Your book will already be pinned on top, so every single person that comes onto your profile is forced to see it before they see the rest. “The rest” should be inviting things and things that people can relate to and understand you better as a person. You want them to say “wow, I like this person. I’ll follow them and take a look at their book.”
To get followers is really easy; go around your niche and comment and put likes on people’s stuff. Thirty minutes of twittering a day and you’ll have a thousand followers in two weeks. I did just that with no complications!
Get either a Wix or a WordPress website going, use a free template to make it look nice, and fill it up with your stuff. Have a page for your books, have a page for your author bio, a page for your short stories or poetry, or even a page for pictures of your pet.
Images you use on your website will appear in Google Images, so make sure to keyword them with your name.
Words that you use in “Heading” format will appear in Google Search, so make sure they’re your book titles or your name. Then add your website to your Twitter and you’re basically set! A website might seem like the hardest part, but once you did it, you no longer need to worry about it.
My own website charlesimagines.com is as easy as that, yet has all my work neatly laid out for people to see, and it took me just about two days to fully complete.
Aha! An Amazon page is an author platform too! Make sure all your books are listed in your Author Central. If you have a blog, you can link it to your Author Central as well. Then in your GoodReads account make sure all your books are linked to your Amazon page, because often people write reviews and comment there.
This part is not difficult, and if you have some problems (like I did) just write them an email and they fix everything for you.
It’s a good time to mention that, Amazon has over 3000 different categories for your books, but you only get to see around 250 when you’re actually publishing. If there’s a specific category that you need (like mine was Young & Adult Pirate Adventure eBooks) then you’ll have to contact Amazon and they change it for you.
Reap the Benefits!
As a few final thoughts, I’ve only started using Twitter and adding things onto my website about five or six months ago and the benefits that came with it were enormous. I was discovered by authors and readers, invited to do podcasts, got free book reviews on other people’s websites and most importantly… I emerged from the shadows and began connecting with people!
Book marketing is usually a slow and steady process that gets faster and faster the more you do it. I started off with numbers like 2, 5, 13 and some months later they turned into 900, 1500, 3000, and are still on their way up.
At first things might seem like they’re not working out, or you’ll get tired or you might feel like it’s a waste of time, but the longer you go on, the more the puzzle pieces start fitting together, and the more the grind seemed worth it.
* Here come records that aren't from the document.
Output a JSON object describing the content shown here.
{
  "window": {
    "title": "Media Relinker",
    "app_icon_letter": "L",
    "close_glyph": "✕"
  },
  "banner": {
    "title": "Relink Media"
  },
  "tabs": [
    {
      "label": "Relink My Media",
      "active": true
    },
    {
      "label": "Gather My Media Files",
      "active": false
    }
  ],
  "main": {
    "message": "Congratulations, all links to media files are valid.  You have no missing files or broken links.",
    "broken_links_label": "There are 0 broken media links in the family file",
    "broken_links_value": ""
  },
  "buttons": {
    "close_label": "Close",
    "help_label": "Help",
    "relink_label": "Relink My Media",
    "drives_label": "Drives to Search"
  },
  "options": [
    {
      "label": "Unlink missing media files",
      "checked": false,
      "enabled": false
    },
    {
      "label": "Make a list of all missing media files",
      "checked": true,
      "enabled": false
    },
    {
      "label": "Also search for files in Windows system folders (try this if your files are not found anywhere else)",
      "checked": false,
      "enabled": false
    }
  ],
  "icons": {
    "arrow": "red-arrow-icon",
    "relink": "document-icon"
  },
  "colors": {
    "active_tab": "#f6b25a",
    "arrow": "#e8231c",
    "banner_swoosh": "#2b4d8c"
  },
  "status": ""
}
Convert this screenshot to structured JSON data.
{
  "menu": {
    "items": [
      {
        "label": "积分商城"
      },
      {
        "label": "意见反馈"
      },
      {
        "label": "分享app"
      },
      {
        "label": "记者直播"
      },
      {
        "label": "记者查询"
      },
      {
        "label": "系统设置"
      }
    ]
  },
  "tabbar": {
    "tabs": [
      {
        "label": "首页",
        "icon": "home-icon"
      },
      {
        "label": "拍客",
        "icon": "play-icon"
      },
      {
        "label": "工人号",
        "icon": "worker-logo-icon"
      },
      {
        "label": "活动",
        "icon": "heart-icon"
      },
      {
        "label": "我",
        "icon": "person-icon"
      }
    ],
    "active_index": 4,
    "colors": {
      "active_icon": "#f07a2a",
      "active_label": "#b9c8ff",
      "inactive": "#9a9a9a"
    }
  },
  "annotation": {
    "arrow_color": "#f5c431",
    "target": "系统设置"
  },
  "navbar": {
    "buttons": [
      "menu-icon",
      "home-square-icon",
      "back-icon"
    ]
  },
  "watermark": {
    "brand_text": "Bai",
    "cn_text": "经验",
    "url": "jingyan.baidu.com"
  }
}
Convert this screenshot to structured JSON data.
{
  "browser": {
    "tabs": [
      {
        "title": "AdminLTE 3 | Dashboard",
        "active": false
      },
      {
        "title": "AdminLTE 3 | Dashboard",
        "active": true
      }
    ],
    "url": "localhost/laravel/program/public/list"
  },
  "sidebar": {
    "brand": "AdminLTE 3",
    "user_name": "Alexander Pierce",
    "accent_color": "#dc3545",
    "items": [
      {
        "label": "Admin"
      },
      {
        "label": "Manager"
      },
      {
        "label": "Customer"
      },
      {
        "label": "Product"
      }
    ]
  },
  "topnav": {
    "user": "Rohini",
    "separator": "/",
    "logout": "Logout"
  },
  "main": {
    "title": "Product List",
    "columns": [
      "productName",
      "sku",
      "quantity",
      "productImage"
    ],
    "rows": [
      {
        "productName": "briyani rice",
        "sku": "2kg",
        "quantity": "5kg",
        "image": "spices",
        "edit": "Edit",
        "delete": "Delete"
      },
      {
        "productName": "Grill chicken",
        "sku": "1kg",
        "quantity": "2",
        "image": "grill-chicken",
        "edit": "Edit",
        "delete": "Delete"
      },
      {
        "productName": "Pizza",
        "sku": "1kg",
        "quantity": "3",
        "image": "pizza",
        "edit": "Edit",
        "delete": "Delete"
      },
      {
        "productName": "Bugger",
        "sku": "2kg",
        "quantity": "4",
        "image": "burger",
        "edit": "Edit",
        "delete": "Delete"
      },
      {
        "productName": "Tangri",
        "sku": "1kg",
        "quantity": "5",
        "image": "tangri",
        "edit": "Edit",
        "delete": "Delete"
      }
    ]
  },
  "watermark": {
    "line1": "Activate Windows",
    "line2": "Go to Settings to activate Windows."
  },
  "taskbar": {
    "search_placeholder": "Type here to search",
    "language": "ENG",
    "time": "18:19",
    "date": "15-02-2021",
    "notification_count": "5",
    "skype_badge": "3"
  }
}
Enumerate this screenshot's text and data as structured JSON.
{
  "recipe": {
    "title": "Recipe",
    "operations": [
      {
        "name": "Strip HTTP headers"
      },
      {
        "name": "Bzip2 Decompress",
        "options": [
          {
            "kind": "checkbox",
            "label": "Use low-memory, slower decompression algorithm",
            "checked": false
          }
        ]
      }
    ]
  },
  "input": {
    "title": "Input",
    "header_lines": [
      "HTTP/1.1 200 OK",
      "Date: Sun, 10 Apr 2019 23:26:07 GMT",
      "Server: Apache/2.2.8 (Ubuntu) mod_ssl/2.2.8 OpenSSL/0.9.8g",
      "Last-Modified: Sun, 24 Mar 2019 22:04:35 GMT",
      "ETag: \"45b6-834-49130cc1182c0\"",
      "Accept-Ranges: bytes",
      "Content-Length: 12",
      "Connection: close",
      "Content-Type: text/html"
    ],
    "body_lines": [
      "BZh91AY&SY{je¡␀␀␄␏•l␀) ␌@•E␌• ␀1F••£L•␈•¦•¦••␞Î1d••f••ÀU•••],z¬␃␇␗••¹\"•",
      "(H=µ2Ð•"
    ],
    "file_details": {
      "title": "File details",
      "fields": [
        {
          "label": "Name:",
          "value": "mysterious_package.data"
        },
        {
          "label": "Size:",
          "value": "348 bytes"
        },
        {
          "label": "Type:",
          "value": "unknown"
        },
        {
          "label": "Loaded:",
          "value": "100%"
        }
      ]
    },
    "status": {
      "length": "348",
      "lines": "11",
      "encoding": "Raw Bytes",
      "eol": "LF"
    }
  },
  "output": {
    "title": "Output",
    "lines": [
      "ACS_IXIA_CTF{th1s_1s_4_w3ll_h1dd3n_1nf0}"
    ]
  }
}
My final tiny advice that I wish to share applies to anything and is based around the principal of ‘compound effect’. Much like going to the gym or eating healthy, it’s about doing something small every day. This gets multiplied by hundreds of days, and the effects become massive.
This was the case with me; my first books back in 2011-2012 kept bringing me paychecks (despite the books being clearly written by a teenager) and then the books that followed were stranded in a desert with no activity. I was left wondering what was going on and what I had to do to make it work again, and ended up committing a huge portion of my time to learning on promoting and marketing.
I had to change my old fashioned book covers, market in different places, create better keywords, and I started seeing my numbers grow again. As of recently, the author platform I built has greatly helped!
What are your thoughts on selling books?